Il faut également noter que la Chine est le troisième acheteur d'obligations du Trésor américain à elle seule, mais le premier si l'on inclut Hong Kong et Taïwan. (https://ticdata.treasury.gov/resource-center/data-chart-center/tic/Documents/slt_table5.html)
Cet équilibre de financement mutuel, délicat et gigantesque, est important pour la poursuite du commerce.
L'AGONIE DU NÉOLIBÉRALISME
Les États-Unis et la Chine sécurisent les flux de capitaux mondiaux et l'approvisionnement en matières premières critiques par des mesures telles que la réduction des tarifs douaniers, l'ouverture des marchés financiers et la libération des éléments rares. D'un autre côté, ce compromis dirigé signale une structure qui s'éloigne progressivement des idéaux du libre marché, fondement du néolibéralisme.

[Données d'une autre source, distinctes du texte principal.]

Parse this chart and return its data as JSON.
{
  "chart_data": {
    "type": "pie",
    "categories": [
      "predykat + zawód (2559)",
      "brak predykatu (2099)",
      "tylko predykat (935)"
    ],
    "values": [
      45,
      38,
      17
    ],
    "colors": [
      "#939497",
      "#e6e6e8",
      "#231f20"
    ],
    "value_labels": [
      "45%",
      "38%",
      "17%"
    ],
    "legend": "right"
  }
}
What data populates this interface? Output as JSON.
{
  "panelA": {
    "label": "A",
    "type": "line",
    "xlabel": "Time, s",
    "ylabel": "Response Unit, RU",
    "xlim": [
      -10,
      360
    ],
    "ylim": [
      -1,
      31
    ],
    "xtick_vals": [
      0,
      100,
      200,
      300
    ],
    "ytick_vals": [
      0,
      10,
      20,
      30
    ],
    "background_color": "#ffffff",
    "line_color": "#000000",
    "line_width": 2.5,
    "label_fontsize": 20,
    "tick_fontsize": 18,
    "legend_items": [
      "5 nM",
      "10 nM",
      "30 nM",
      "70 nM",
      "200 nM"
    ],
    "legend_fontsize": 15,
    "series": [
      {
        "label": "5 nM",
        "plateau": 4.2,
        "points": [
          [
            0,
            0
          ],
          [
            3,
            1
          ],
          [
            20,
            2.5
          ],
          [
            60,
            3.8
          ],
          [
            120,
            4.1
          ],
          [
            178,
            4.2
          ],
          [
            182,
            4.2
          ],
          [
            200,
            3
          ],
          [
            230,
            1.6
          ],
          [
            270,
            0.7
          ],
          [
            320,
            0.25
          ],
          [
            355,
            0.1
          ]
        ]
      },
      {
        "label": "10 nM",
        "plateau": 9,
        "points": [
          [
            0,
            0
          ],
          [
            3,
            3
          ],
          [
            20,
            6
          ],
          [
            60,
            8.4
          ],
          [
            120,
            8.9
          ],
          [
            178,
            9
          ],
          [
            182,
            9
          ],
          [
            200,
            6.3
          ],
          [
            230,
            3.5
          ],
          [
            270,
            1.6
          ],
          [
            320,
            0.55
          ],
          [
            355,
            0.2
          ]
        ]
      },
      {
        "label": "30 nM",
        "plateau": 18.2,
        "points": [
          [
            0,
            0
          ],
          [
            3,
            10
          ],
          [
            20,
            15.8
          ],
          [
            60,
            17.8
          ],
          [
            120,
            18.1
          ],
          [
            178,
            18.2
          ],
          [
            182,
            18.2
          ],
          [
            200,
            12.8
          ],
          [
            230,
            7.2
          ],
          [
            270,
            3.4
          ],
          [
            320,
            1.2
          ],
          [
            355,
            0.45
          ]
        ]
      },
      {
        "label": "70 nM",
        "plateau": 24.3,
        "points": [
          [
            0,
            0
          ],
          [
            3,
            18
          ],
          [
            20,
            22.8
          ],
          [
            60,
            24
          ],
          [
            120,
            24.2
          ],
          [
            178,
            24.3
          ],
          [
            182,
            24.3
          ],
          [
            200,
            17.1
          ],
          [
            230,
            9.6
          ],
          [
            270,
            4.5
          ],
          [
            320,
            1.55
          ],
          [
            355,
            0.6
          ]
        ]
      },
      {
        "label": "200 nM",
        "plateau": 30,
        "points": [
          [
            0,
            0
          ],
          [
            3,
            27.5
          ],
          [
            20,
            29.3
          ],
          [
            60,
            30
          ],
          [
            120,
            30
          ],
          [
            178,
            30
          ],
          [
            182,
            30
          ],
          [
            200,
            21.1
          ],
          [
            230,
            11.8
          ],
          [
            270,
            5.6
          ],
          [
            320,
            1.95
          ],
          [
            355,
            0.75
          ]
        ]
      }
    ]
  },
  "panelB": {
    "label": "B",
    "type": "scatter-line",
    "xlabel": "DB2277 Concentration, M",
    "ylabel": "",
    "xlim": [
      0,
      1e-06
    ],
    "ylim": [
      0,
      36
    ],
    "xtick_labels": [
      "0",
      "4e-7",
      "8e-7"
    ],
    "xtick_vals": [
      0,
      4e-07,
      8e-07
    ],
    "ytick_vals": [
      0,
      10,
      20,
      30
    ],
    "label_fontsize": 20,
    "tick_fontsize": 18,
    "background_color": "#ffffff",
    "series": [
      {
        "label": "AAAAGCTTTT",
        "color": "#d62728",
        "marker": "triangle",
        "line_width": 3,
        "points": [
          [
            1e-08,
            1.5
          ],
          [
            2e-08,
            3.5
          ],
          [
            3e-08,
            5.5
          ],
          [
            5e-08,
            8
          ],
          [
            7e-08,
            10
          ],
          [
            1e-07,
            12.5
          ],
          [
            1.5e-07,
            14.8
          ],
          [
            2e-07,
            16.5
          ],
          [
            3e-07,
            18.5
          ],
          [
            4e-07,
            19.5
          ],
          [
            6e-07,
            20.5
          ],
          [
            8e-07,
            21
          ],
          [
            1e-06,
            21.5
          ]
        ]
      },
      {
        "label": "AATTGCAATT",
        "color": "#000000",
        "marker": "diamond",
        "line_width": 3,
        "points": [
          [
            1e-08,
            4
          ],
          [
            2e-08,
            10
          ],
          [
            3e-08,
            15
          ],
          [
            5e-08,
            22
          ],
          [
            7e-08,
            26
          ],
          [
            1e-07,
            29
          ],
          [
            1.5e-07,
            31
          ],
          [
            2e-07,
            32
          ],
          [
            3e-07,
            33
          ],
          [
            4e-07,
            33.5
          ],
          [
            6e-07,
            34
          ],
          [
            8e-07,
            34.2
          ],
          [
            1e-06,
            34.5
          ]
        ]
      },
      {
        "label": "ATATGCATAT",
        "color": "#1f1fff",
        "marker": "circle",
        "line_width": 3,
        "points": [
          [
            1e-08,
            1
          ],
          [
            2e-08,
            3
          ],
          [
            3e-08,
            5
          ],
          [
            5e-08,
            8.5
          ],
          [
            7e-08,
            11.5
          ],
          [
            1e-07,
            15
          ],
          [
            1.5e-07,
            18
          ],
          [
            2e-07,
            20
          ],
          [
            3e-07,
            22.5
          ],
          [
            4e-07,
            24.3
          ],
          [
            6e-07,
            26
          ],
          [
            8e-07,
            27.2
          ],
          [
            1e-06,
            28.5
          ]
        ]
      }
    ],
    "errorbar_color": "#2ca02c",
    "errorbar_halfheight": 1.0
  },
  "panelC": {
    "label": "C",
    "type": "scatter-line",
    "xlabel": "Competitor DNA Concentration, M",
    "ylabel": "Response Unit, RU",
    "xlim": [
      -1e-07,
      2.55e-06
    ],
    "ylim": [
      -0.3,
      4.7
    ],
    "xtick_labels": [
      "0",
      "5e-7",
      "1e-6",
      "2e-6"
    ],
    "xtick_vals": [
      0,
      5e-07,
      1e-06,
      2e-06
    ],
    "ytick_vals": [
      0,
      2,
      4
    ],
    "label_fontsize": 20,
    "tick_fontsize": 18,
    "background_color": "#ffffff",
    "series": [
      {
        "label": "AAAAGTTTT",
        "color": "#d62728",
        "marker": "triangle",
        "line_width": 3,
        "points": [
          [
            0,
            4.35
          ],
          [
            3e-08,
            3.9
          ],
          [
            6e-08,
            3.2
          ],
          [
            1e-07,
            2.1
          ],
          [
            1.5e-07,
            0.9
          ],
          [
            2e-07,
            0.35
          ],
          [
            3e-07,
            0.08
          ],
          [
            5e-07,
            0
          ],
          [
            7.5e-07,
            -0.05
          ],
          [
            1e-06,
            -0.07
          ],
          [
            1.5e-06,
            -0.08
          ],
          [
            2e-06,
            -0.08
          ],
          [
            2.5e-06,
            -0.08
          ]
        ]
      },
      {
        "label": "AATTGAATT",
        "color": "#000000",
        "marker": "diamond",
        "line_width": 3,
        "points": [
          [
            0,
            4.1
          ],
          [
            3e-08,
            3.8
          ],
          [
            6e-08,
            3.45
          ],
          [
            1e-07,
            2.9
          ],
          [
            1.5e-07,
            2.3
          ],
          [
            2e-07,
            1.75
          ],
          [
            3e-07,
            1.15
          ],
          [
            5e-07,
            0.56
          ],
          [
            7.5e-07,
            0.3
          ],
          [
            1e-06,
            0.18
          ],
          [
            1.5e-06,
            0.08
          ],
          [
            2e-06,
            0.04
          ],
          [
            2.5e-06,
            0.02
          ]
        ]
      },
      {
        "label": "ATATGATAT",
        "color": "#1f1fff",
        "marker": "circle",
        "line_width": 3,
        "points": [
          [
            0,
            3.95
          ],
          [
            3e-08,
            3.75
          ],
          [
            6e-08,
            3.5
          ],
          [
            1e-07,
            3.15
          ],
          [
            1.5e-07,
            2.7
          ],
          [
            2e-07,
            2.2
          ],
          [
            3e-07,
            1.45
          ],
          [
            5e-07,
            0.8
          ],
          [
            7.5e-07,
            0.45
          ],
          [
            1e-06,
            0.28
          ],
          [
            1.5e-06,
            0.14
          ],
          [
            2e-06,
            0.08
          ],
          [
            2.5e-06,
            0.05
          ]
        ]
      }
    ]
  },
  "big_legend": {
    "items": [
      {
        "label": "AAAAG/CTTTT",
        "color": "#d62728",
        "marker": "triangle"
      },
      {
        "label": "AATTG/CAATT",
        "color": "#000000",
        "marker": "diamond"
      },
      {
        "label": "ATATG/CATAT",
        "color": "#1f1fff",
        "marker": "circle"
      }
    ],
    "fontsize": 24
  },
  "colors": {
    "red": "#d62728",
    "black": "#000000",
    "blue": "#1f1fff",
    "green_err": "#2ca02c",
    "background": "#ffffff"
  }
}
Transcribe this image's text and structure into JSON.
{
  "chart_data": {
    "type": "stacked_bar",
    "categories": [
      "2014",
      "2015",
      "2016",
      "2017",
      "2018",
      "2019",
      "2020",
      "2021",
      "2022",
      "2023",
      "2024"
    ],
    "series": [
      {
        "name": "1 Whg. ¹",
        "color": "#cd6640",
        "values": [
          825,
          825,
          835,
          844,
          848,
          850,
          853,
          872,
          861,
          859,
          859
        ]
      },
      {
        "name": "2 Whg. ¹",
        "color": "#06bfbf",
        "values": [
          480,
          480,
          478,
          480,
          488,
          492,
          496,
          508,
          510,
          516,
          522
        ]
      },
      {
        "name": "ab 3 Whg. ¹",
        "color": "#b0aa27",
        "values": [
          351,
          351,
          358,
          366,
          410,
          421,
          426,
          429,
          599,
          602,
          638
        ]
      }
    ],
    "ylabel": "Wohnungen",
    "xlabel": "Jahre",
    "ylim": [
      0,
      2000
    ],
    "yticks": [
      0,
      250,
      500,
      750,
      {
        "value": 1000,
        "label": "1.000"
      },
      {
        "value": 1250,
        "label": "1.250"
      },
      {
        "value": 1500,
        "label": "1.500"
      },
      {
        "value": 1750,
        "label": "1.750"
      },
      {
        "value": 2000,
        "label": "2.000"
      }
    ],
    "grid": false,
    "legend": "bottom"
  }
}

Plus important encore, cette structure est loin de résoudre les contradictions sociales et économiques croissantes au sein des États-Unis. En effet, alors que la croissance axée sur la finance, l'armement et l'informatique soutient le secteur financier dont le pouvoir d'orienter la production a augmenté avec la néolibéralisation, elle approfondit les inégalités aux États-Unis en raison de la précarité de l'emploi, de la hausse du coût de la vie et des salaires réels qui ne progressent pas. Le spectre de la critique du capitalisme de Karl Marx résonne à travers la pauvreté à New York, et le fait que 60 % de la population américaine s'oppose à l'administration actuelle montre que le néolibéralisme a perdu son consentement social. L'élection de Zohran Mamdani, membre de l'Assemblée de l'État de New York et socialiste démocrate, à la mairie avec plus d'un million de voix en est un exemple significatif.
La théorie du libre-échange de Ricardo s'est incarnée à Shanghai en faisant de la Chine le centre de production mondial, mais sa poursuite a été assurée par un compromis forcé, négocié sur la base des tarifs appliqués au commerce entre les « deux superpuissances », des éléments rares et de l'accès financier.
Cette situation montre que le néolibéralisme est contraint de sacrifier ses propres principes idéologiques (libre marché et libre-échange) pour maintenir ses promesses de libre-échange, de finance mondiale stable et de faible inflation. Désormais, le commerce et la finance mondiaux ne sont plus gérés par des engagements idéologiques, mais par des nécessités stratégiques. Bien que ce compromis assure le flux de la plus-value mondiale, il prouve que la légitimité politique et sociale du néolibéralisme est à l'agonie face à l'approfondissement des inégalités et aux troubles sociaux aux États-Unis.